One response is that it has no point at all. This is now an opinion with a lot of powerful backing. Another is that it has no point other than to socialize the high-risk work of invention, so that private interests can do the lower risk work of “innovation” and profit from it. The third answer protests these other two but not in particularly satisfying terms. Scholarship is hard to defend as a means to enlightenment or liberation; these seem rather abstract and now self-undermining goals.1 Ironically, scholarship about the limits to enlightenment and liberation casts doubt on the scholarship as much as the other two lines of questioning.

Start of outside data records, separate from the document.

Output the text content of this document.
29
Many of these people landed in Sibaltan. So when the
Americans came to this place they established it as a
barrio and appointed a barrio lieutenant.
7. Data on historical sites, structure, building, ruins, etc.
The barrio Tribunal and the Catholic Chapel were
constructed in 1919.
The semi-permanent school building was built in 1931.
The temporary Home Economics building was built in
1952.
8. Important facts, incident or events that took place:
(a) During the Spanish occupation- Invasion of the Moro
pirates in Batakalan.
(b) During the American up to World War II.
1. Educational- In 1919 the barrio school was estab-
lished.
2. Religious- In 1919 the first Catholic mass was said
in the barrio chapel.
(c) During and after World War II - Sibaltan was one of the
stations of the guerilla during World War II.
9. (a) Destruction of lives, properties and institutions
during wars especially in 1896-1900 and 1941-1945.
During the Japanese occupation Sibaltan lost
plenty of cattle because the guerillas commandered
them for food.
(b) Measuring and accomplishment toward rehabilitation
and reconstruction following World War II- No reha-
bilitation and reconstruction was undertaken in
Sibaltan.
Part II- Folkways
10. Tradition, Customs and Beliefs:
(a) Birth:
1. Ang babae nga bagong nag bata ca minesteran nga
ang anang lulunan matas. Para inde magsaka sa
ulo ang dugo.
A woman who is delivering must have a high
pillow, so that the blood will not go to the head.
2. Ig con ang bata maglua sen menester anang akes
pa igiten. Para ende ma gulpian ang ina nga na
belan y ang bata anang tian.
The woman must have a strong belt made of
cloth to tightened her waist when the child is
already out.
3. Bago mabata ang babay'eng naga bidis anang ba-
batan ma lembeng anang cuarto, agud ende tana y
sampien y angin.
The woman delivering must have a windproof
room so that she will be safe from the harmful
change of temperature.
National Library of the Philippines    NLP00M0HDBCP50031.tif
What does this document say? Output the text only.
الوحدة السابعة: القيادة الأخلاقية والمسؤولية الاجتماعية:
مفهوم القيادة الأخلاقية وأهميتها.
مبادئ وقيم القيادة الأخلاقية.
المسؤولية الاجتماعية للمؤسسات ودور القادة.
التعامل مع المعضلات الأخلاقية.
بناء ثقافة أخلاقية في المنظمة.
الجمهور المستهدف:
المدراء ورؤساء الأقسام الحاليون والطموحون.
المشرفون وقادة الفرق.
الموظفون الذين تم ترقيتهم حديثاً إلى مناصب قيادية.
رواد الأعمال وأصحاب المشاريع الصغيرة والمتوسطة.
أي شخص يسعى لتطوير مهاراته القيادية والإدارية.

There is a fourth answer, but it does not get much traction any more: scholarship is an end in itself, a free and self-directed inquiry that takes its own time.2 It describes, at best, what might happen in elite institutions propped up by the venerable seed money of slave owners, robber barons, or an imperial state, but not what the rest of us get to do. It is too remote a utopia from the actually existing university that runs on debt and precarious labor.3
The mission of scholarship appears so hollowed out today that some advocate a more fugitive means of study, one that treats the university as a resource (and not much more) in which to create the under commons, with its own pedagogy and forms of collaboration.4 That has a lot to recommend it, were it not that there seem to be problems at such a scale that such a practice cannot grasp. There may soon not be an institution for the under commons to be under.
Instead let me start by saying something simple: that scholarship is about the common task of knowing the world.5 Each of those little words contains multitudes. Common refers to what is shared but also the ordinary, even the vulgar. Task demarcates a kind of labor, but it is also a kind of play. The action behind the verb knowing connects the shared and ordinary, the laboring but playful activities already telegraphed in this little phrase.

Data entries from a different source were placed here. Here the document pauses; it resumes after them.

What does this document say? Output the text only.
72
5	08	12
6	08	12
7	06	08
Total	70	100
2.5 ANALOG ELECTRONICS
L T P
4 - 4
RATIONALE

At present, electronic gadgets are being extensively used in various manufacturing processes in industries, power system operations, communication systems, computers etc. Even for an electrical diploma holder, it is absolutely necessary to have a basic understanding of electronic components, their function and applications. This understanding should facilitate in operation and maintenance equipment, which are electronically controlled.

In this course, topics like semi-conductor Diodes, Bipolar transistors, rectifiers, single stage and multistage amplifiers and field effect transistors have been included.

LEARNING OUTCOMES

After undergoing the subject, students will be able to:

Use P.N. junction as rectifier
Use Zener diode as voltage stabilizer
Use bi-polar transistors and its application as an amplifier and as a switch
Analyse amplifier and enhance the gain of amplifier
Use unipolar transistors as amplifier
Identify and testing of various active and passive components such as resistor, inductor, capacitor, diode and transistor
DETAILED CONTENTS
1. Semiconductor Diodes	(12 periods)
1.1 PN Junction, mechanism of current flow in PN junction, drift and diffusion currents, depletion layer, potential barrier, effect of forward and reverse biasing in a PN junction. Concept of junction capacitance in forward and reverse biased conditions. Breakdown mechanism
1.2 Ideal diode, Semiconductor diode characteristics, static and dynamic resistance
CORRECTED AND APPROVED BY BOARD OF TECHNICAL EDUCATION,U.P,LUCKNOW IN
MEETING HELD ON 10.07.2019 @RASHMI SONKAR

The most difficult but also capacious word here is, of course, world. Perhaps it is best approached indirectly, through the parable of the blind scholars and their elephant: Each touches, senses, and knows a part of the elephant and declares the elephant to be like what they touch: tusklike, trunklike, or taillike. Each hears the other saying something incompatible with the thing that they themselves touch.

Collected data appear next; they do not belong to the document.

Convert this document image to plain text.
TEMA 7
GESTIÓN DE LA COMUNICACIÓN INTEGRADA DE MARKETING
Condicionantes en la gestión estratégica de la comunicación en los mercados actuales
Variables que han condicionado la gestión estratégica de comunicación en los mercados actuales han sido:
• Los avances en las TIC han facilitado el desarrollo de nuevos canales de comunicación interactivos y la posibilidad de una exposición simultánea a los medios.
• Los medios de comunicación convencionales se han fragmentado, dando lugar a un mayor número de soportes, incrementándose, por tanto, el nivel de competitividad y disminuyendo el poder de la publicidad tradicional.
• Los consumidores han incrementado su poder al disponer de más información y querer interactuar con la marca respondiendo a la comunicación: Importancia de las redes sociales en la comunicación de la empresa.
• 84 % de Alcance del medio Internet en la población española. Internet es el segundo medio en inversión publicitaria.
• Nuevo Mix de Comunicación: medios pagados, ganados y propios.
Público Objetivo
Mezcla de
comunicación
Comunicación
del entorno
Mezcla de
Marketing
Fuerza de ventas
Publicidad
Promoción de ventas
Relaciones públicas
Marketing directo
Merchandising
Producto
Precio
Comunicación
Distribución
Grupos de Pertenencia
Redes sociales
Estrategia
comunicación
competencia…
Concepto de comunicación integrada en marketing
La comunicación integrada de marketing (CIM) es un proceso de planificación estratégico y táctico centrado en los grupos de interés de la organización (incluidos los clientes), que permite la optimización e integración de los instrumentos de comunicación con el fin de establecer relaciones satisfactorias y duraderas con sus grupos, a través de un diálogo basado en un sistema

The first limit to the parable is that maybe there’s no whole elephant to be seen, either.6 A scholar who could see the elephant would not know any better than the blind ones, because while the account by the scholar who sees might include the grey color of its skin, they may know nothing of its texture or smell. Nobody gets to know the totality.
The second limit to this parable is that it may not even be possible to combine all of these partial accounts of the elephant into a true and whole picture of the elephant as a totality, as a world. The parts don’t quite add up to a whole. Each way of knowing shapes in part the thing it comes to know, producing parts that are parts of different wholes. Knowing is never quite going to come together again, and there may be nothing at all helpful any more in the fiction that it might.